Off-boarding that takes days or weeks to complete. An employee separates, HR processes the departure, and the security-side actions (account deactivation, badge recovery, device collection) occur on a delayed timeline. During the delay, the departed individual retains access that should have been revoked at separation. The remediation requires integration between HR and security processes so that personnel actions trigger security responses immediately rather than through a multi-day workflow.
Contractor and vendor staff treated differently from employees. Screening and personnel action processes apply rigorously to direct employees and loosely to contractors, vendors, and temporary staff. The PS controls apply to everyone with authorized access to CUI systems, regardless of employment arrangement. The remediation requires extending the PS discipline to all individuals within the assessment scope.
Role changes not triggering authorization review. An employee transfers to a new role, and the access appropriate to the new role is added. The access appropriate to the old role remains in place. Over time, the individual accumulates authorizations that exceed any current role, which creates least-privilege findings in AC even though the PS events that caused the accumulation were each handled correctly in isolation. The remediation requires treating role changes as authorization review events, not just authorization addition events.
Screening limited to criminal background only. The screening process verifies criminal history but does not address employment verification, reference checks, or other indicators appropriate to the access level. For individuals who will hold privileged access or handle highly sensitive CUI, a criminal background check alone is often insufficient to satisfy the risk-commensurate standard that PS.3.9.1 implies.
No integration between HR systems and security processes. HR manages personnel records in a system that the security team does not have visibility into. Security processes rely on manual notification from HR, and notifications are inconsistent. The remediation is a documented integration between HR events and security responses, whether through automated system integration or through a documented workflow that both teams execute reliably.
Temporary personnel with permanent-level access. A contractor or temporary employee is granted the same access level as a permanent employee in a similar role. When the assignment ends, the access is not immediately revoked because the temporary status was not flagged in the authorization system. The remediation is explicit tracking of temporary authorization with scheduled expiration, rather than assuming that temporary status will be remembered and acted on at the right time.
Where to Start
For an organization new to the PS domain, the first work is the authorization map.
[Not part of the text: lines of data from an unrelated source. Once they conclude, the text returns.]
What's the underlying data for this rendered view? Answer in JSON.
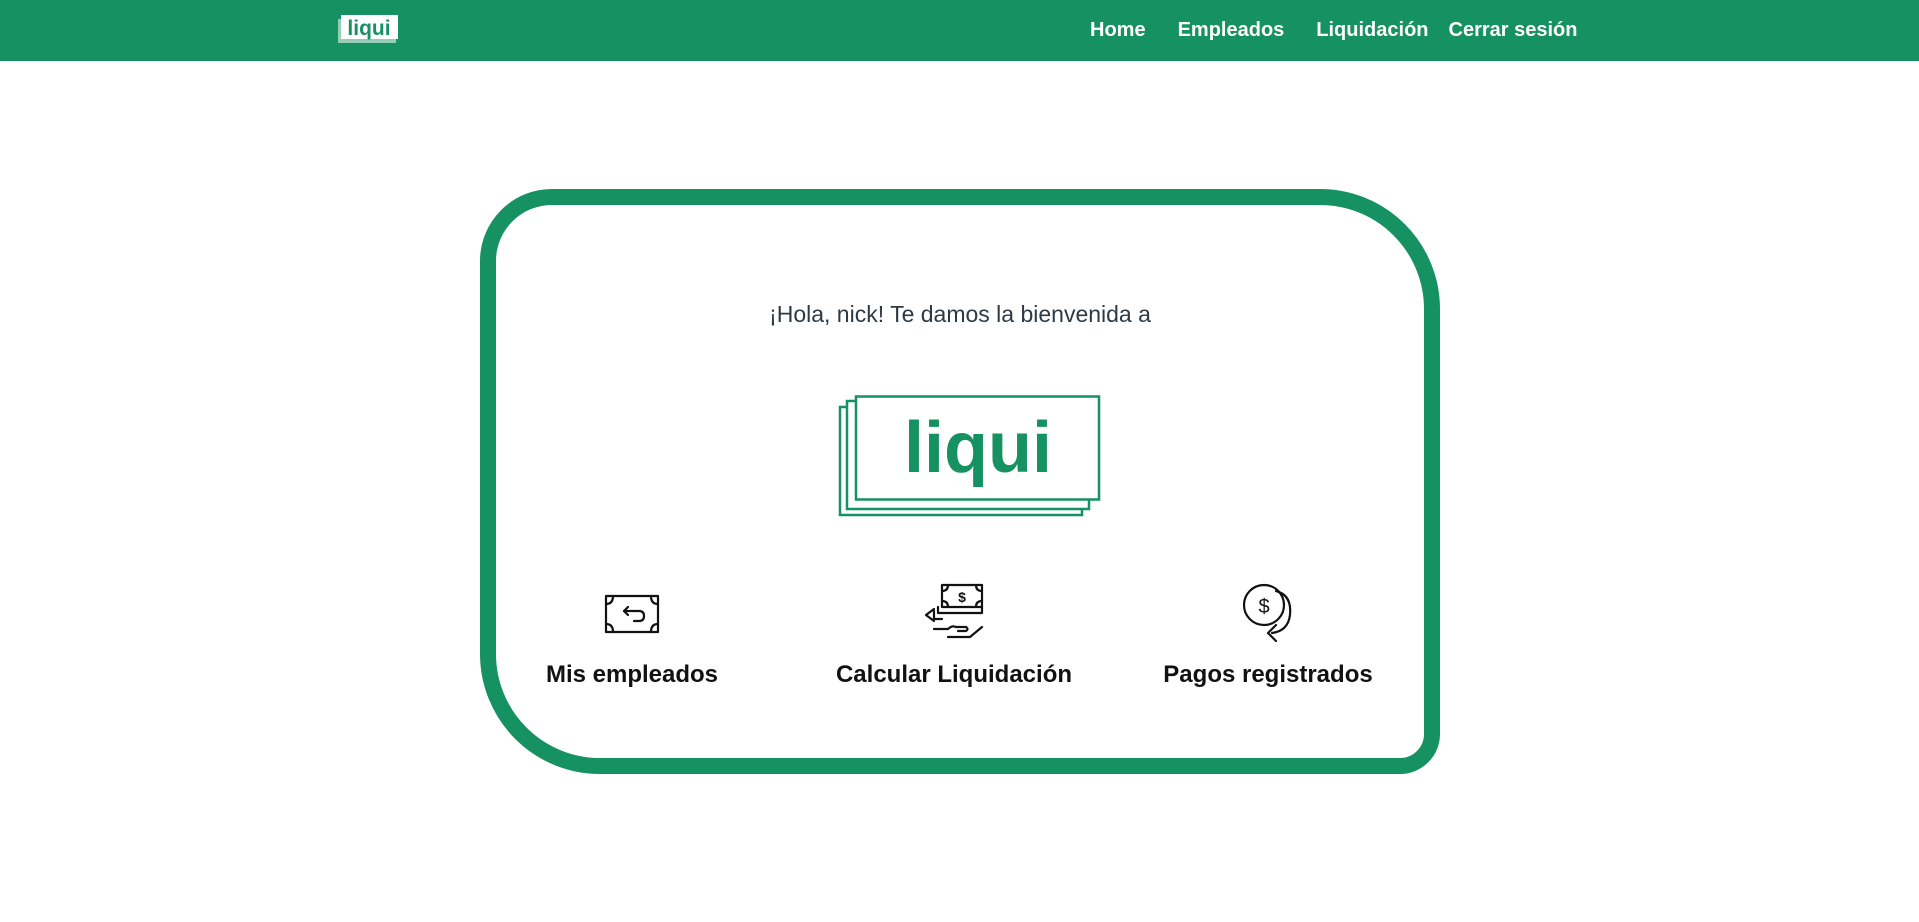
{
  "brand": {
    "name": "liqui",
    "color": "#169161"
  },
  "nav": {
    "links": [
      "Home",
      "Empleados",
      "Liquidación",
      "Cerrar sesión"
    ]
  },
  "main": {
    "welcome": "¡Hola, nick! Te damos la bienvenida a",
    "features": [
      {
        "label": "Mis empleados",
        "icon": "money-exchange-icon"
      },
      {
        "label": "Calcular Liquidación",
        "icon": "hand-cash-icon"
      },
      {
        "label": "Pagos registrados",
        "icon": "dollar-refresh-icon"
      }
    ]
  }
}
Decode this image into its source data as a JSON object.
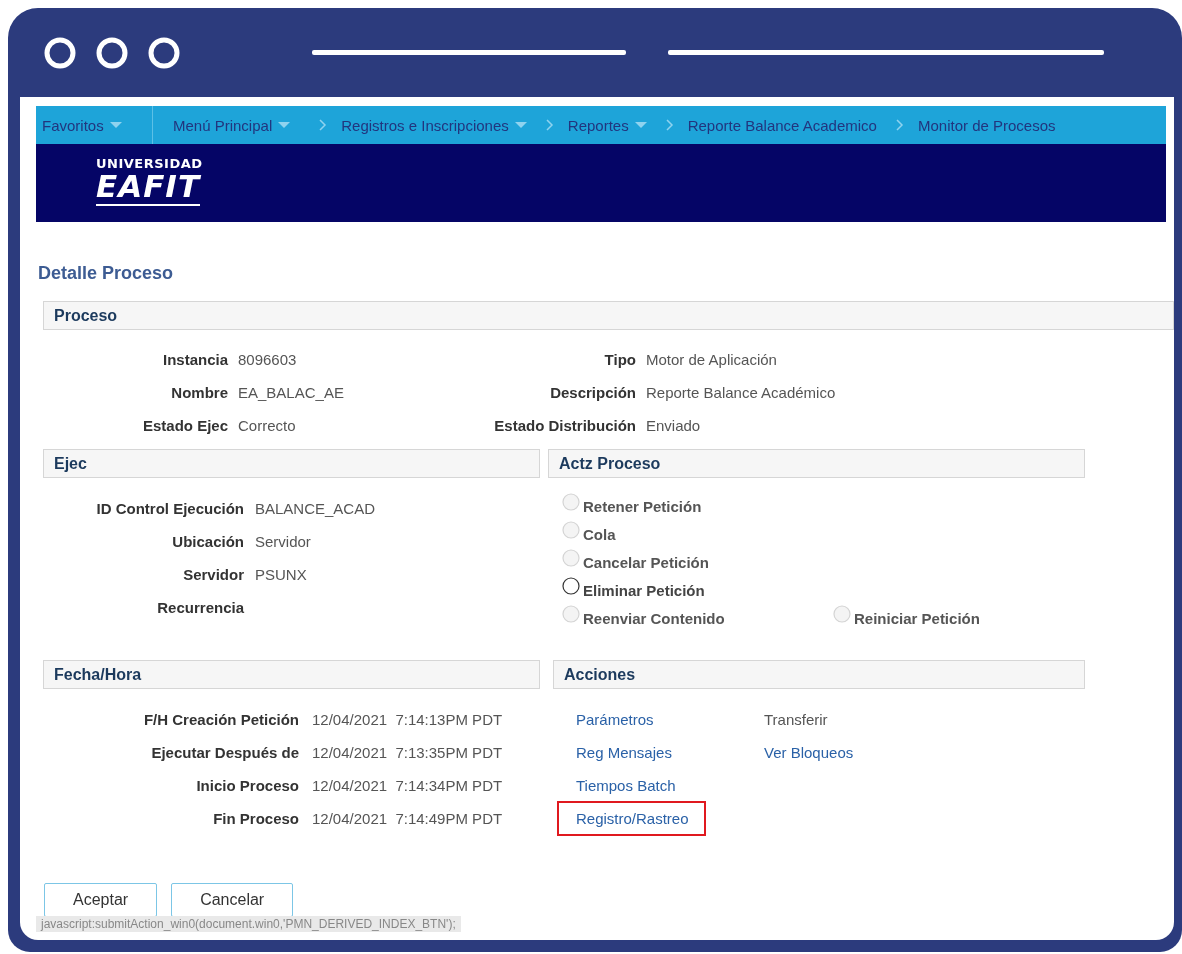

The foundational deliverable is a map of every individual with authorized access to CUI systems, their role, the screening status that supports the authorization, and the personnel status that keeps the authorization current. The map must cover direct employees, contractors, vendors, and any other individuals who hold authorized access. Without this map, PS.3.9.1 cannot be evidenced and PS.3.9.2 cannot be operated because the organization does not know which authorizations to adjust when personnel actions occur.
The second deliverable is the personnel action workflow. A documented process that defines what security-side actions follow from each personnel event type, who executes them, and what evidence documents completion. The workflow must produce records that show the timeliness of responses to personnel actions, which is the assessable evidence for PS.3.9.2.
With the authorization map and personnel action workflow in place, the PS domain becomes a matter of operational discipline rather than design. The controls are few, but the coordination they require between HR and security is a practical exercise that many organizations find requires ongoing attention rather than one-time setup.